Vidal breaks with conventional ways of seeing, as well as with the functional arrangements with which society facilitates its own understanding and general coexistence. He invents laws and norms to guarantee the functionality of objects. But these descriptions of objects are constructions that remain valid until a new invention demands a different truth.
Vidal intervenes in these questions with his artworks, reviving the viewer's familiarity with the individual object, only to immediately question it again. Vidal renews the so-called object art that has excited or scandalized the art scene since the late 1950s.
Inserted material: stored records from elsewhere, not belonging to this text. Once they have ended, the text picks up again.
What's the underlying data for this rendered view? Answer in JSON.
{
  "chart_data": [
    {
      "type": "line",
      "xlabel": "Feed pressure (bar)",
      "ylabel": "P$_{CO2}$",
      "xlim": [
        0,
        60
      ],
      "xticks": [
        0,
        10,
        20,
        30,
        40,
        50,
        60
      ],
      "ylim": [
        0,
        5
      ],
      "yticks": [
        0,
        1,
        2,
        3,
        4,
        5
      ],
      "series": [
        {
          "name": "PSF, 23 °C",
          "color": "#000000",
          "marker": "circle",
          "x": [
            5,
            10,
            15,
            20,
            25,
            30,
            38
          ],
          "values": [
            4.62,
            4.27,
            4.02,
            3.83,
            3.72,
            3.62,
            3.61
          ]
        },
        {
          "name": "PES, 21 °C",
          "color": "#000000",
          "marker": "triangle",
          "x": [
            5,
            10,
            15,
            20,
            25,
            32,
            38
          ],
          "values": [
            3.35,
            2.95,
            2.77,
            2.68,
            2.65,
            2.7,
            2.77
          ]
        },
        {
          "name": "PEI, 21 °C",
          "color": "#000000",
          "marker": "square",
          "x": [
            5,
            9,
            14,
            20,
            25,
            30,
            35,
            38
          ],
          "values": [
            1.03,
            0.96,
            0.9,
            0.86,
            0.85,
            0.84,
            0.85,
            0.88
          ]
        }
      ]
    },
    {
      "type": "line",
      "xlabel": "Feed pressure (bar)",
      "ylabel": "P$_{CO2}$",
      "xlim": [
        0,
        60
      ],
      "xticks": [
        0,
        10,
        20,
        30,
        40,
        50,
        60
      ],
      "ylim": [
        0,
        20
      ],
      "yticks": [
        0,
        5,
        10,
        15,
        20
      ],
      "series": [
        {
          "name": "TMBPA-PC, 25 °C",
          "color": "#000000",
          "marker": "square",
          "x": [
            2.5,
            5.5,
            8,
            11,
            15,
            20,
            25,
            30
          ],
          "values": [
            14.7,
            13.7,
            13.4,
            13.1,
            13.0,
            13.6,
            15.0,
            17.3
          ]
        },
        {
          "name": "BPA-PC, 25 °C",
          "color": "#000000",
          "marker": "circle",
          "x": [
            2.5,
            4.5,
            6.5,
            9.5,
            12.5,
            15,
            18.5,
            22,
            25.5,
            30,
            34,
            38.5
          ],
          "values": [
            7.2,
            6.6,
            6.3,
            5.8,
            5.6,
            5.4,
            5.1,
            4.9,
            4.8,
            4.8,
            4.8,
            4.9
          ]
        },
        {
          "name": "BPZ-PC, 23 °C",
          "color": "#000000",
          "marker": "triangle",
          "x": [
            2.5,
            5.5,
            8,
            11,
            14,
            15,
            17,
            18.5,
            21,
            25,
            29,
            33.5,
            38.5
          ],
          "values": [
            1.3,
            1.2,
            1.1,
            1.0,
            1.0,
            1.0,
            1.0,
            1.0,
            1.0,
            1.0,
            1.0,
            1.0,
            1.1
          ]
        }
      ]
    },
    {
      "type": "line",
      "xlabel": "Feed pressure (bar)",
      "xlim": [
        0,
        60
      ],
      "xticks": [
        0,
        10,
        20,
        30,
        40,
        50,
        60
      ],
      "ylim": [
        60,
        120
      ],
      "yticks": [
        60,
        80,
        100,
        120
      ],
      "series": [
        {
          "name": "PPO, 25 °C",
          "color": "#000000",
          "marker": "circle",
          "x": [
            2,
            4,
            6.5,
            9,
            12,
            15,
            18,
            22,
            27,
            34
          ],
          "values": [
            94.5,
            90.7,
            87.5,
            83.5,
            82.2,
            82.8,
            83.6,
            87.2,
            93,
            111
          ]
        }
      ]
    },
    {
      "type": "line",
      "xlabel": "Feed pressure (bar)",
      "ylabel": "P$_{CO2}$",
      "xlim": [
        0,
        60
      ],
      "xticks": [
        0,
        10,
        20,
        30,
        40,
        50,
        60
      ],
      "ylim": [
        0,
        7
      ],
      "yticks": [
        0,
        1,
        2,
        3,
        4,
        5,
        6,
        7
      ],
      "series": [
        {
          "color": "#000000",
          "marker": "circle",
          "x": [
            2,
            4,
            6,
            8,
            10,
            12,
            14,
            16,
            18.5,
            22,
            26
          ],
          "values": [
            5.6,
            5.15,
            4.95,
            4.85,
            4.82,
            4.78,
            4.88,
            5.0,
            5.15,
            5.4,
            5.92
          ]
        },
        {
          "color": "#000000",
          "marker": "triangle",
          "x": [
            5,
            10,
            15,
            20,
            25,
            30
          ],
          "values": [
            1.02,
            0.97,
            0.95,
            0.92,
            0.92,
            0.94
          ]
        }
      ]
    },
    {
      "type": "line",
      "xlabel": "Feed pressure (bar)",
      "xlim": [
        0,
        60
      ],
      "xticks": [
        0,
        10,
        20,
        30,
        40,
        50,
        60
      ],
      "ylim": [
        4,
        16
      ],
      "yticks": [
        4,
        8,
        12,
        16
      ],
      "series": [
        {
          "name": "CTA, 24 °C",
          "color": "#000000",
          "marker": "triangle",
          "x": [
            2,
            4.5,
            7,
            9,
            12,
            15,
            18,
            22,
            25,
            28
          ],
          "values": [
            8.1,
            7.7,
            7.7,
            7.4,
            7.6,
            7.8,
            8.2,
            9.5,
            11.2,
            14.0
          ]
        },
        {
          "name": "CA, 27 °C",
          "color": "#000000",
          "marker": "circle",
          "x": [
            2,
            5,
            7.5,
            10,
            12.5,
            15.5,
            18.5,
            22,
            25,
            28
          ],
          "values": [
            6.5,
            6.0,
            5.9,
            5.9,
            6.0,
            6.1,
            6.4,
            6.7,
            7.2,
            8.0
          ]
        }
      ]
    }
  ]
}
The credo of that era was: object = objective = real = reality. The ready-made was subject to the direct control of the artist, who no longer had to make formal considerations. The only thing left to do was to find the right context.
Vidal loves objects. He collects them: saws, cables and pipes, spatulas, electrical plugs, tape measures, and, with particular preference, the wooden blocks he transforms. Only direct utility is obscured by the new character of the work.
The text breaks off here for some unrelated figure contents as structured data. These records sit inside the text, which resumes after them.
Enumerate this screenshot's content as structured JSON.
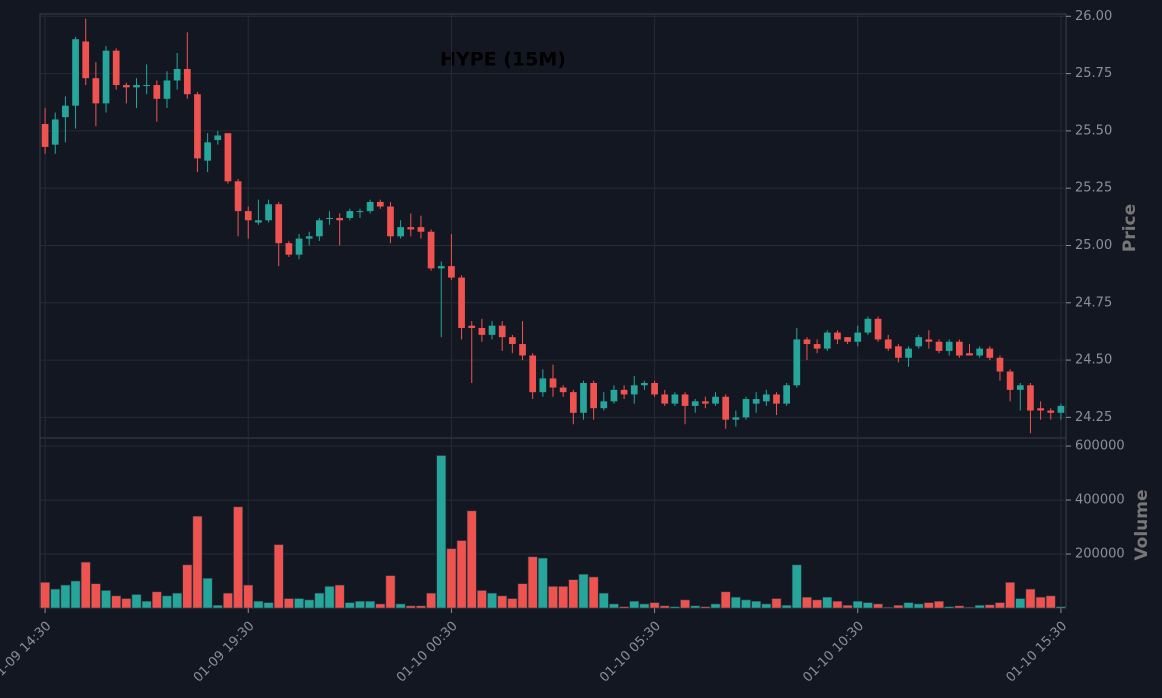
{
  "chart_data": {
    "type": "candlestick",
    "title": "HYPE (15M)",
    "y_label": "Price",
    "y2_label": "Volume",
    "up_color": "#26a69a",
    "down_color": "#ef5350",
    "grid": true,
    "xlim": [
      -0.5,
      100.5
    ],
    "xticks": [
      {
        "value": 0,
        "label": "01-09 14:30"
      },
      {
        "value": 20,
        "label": "01-09 19:30"
      },
      {
        "value": 40,
        "label": "01-10 00:30"
      },
      {
        "value": 60,
        "label": "01-10 05:30"
      },
      {
        "value": 80,
        "label": "01-10 10:30"
      },
      {
        "value": 100,
        "label": "01-10 15:30"
      }
    ],
    "ylim": [
      24.16,
      26.01
    ],
    "yticks": [
      {
        "value": 24.25,
        "label": "24.25"
      },
      {
        "value": 24.5,
        "label": "24.50"
      },
      {
        "value": 24.75,
        "label": "24.75"
      },
      {
        "value": 25,
        "label": "25.00"
      },
      {
        "value": 25.25,
        "label": "25.25"
      },
      {
        "value": 25.5,
        "label": "25.50"
      },
      {
        "value": 25.75,
        "label": "25.75"
      },
      {
        "value": 26,
        "label": "26.00"
      }
    ],
    "y2lim": [
      0,
      630000
    ],
    "y2ticks": [
      200000,
      400000,
      600000
    ],
    "open": [
      25.53,
      25.44,
      25.56,
      25.61,
      25.89,
      25.73,
      25.62,
      25.85,
      25.7,
      25.69,
      25.7,
      25.7,
      25.64,
      25.72,
      25.77,
      25.66,
      25.37,
      25.46,
      25.49,
      25.28,
      25.15,
      25.1,
      25.11,
      25.18,
      25.01,
      24.96,
      25.03,
      25.04,
      25.12,
      25.12,
      25.12,
      25.15,
      25.15,
      25.19,
      25.17,
      25.04,
      25.08,
      25.08,
      25.06,
      24.9,
      24.91,
      24.86,
      24.65,
      24.64,
      24.61,
      24.65,
      24.6,
      24.57,
      24.52,
      24.36,
      24.42,
      24.38,
      24.36,
      24.27,
      24.4,
      24.29,
      24.32,
      24.37,
      24.35,
      24.39,
      24.4,
      24.35,
      24.31,
      24.35,
      24.3,
      24.32,
      24.31,
      24.34,
      24.24,
      24.25,
      24.31,
      24.32,
      24.35,
      24.31,
      24.39,
      24.59,
      24.57,
      24.55,
      24.62,
      24.6,
      24.58,
      24.62,
      24.68,
      24.59,
      24.56,
      24.51,
      24.56,
      24.59,
      24.58,
      24.54,
      24.58,
      24.53,
      24.52,
      24.55,
      24.51,
      24.45,
      24.37,
      24.39,
      24.29,
      24.28,
      24.27
    ],
    "high": [
      25.6,
      25.58,
      25.65,
      25.91,
      25.99,
      25.8,
      25.87,
      25.86,
      25.71,
      25.73,
      25.79,
      25.72,
      25.76,
      25.84,
      25.93,
      25.67,
      25.49,
      25.5,
      25.49,
      25.29,
      25.17,
      25.2,
      25.2,
      25.19,
      25.02,
      25.05,
      25.06,
      25.12,
      25.15,
      25.14,
      25.16,
      25.16,
      25.2,
      25.2,
      25.19,
      25.11,
      25.14,
      25.13,
      25.07,
      24.93,
      25.05,
      24.87,
      24.67,
      24.68,
      24.67,
      24.67,
      24.61,
      24.67,
      24.53,
      24.46,
      24.48,
      24.39,
      24.37,
      24.41,
      24.41,
      24.36,
      24.39,
      24.39,
      24.43,
      24.41,
      24.41,
      24.37,
      24.36,
      24.36,
      24.33,
      24.34,
      24.36,
      24.35,
      24.28,
      24.34,
      24.36,
      24.37,
      24.36,
      24.4,
      24.64,
      24.6,
      24.59,
      24.63,
      24.63,
      24.6,
      24.65,
      24.69,
      24.69,
      24.61,
      24.57,
      24.56,
      24.61,
      24.63,
      24.59,
      24.59,
      24.59,
      24.57,
      24.56,
      24.56,
      24.52,
      24.46,
      24.4,
      24.4,
      24.32,
      24.29,
      24.31
    ],
    "low": [
      25.4,
      25.4,
      25.45,
      25.51,
      25.7,
      25.52,
      25.58,
      25.68,
      25.62,
      25.6,
      25.66,
      25.54,
      25.6,
      25.68,
      25.64,
      25.32,
      25.32,
      25.44,
      25.27,
      25.04,
      25.03,
      25.09,
      25.1,
      24.91,
      24.95,
      24.94,
      25.0,
      25.02,
      25.09,
      25.0,
      25.11,
      25.12,
      25.14,
      25.16,
      25.01,
      25.03,
      25.04,
      25.03,
      24.89,
      24.6,
      24.85,
      24.59,
      24.4,
      24.58,
      24.59,
      24.54,
      24.53,
      24.5,
      24.33,
      24.34,
      24.34,
      24.34,
      24.22,
      24.24,
      24.24,
      24.28,
      24.31,
      24.33,
      24.31,
      24.37,
      24.34,
      24.3,
      24.3,
      24.22,
      24.27,
      24.29,
      24.3,
      24.2,
      24.21,
      24.24,
      24.27,
      24.3,
      24.26,
      24.3,
      24.38,
      24.5,
      24.53,
      24.54,
      24.57,
      24.57,
      24.56,
      24.61,
      24.58,
      24.54,
      24.49,
      24.47,
      24.55,
      24.55,
      24.53,
      24.52,
      24.51,
      24.52,
      24.51,
      24.5,
      24.41,
      24.32,
      24.28,
      24.18,
      24.24,
      24.24,
      24.24
    ],
    "close": [
      25.43,
      25.55,
      25.61,
      25.9,
      25.73,
      25.62,
      25.85,
      25.7,
      25.69,
      25.7,
      25.7,
      25.64,
      25.72,
      25.77,
      25.66,
      25.38,
      25.45,
      25.48,
      25.28,
      25.15,
      25.11,
      25.11,
      25.18,
      25.01,
      24.96,
      25.03,
      25.04,
      25.11,
      25.12,
      25.11,
      25.15,
      25.15,
      25.19,
      25.17,
      25.04,
      25.08,
      25.07,
      25.06,
      24.9,
      24.91,
      24.86,
      24.64,
      24.64,
      24.61,
      24.65,
      24.6,
      24.57,
      24.52,
      24.36,
      24.42,
      24.38,
      24.36,
      24.27,
      24.4,
      24.29,
      24.32,
      24.37,
      24.35,
      24.39,
      24.4,
      24.35,
      24.31,
      24.35,
      24.3,
      24.32,
      24.31,
      24.34,
      24.24,
      24.25,
      24.33,
      24.33,
      24.35,
      24.31,
      24.39,
      24.59,
      24.57,
      24.55,
      24.62,
      24.59,
      24.58,
      24.62,
      24.68,
      24.59,
      24.55,
      24.51,
      24.55,
      24.6,
      24.58,
      24.54,
      24.58,
      24.52,
      24.52,
      24.55,
      24.51,
      24.45,
      24.37,
      24.39,
      24.28,
      24.28,
      24.27,
      24.3
    ],
    "volume": [
      95000,
      70000,
      85000,
      100000,
      170000,
      90000,
      65000,
      45000,
      35000,
      50000,
      25000,
      60000,
      45000,
      55000,
      160000,
      340000,
      110000,
      10000,
      55000,
      375000,
      85000,
      25000,
      20000,
      235000,
      35000,
      35000,
      30000,
      55000,
      80000,
      85000,
      20000,
      25000,
      25000,
      15000,
      120000,
      15000,
      8000,
      8000,
      55000,
      565000,
      220000,
      250000,
      360000,
      65000,
      55000,
      45000,
      35000,
      90000,
      190000,
      185000,
      80000,
      80000,
      105000,
      125000,
      115000,
      55000,
      15000,
      5000,
      25000,
      15000,
      20000,
      8000,
      5000,
      30000,
      8000,
      5000,
      15000,
      60000,
      40000,
      30000,
      25000,
      15000,
      35000,
      10000,
      160000,
      40000,
      30000,
      40000,
      25000,
      10000,
      25000,
      20000,
      15000,
      3000,
      10000,
      20000,
      15000,
      20000,
      25000,
      5000,
      8000,
      3000,
      10000,
      12000,
      20000,
      95000,
      35000,
      70000,
      40000,
      45000,
      5000
    ]
  }
}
Each theme addressed is a poeticization of the real object and, at the same time, a critical questioning of its functionality and acceptance in the capitalist and commercial world of our society.
Therefore, the artist's works are not a game, but the result of his own critical experiences with the habits and laws of our society and, at the same time, the beautification of the object, which now only has an aesthetic life ahead of it due to its new uselessness.
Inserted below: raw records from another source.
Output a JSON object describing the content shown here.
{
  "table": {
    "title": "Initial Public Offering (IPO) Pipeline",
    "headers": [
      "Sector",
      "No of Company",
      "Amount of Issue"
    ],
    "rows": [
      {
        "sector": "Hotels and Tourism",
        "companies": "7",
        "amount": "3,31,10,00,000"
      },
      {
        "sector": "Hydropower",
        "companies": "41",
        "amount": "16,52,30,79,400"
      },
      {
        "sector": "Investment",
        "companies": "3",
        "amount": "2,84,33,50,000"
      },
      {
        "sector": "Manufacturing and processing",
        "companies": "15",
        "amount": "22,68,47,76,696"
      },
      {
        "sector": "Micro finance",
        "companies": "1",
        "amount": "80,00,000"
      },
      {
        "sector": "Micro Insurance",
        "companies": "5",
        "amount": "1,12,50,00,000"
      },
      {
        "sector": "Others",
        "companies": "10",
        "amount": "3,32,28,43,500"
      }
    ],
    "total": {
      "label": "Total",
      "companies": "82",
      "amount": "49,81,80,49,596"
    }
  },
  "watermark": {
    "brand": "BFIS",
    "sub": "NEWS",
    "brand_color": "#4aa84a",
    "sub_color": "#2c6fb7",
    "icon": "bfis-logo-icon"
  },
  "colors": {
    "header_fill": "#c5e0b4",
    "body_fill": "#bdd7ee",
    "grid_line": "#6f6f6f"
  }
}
This political interpretation lies beneath, often hidden, in each of the artist's sculptures, especially when he deals with the various spatulas, or with the oversized electrical plug made entirely of wood, or the centimeter measurements made of wood, therefore unusable, in the work "Tape Measure."
There are no parallels in the history of Spanish art, but Picasso's bull's skull could serve as a model. In this way, Vidal also breaks away from the long tradition of Spanish painting.
Subjective connections with the object thus find a new reality. The tools are works of art that are retired from use to evoke in the viewer memories, new reflections, and other experiences with the familiar object.
In his eponymous 1962 essay, the Italian poet and philosopher Umberto Eco calls this process the "opera aperta"—the open work of art, which acquires independence in the mind of the individual viewer in a different way and is finalized in a differentiated way.
Because each viewer brings their own private connotations to the work of art.
Just as Vidal presents his own connotations, in which he processes his experiences with objective reality.
The artist is aware of the fragility of connotations, but he himself constantly questions the objective reality of each object, questioning perception, inner and outer reality.
Objectivity is what is confronted, reproach and counter-reproach at the same time.
In this way, Vidal moves with his objects in real life, in art history, in sociology, and in philosophy. His works are interpretive and, therefore, hermeneutical objects.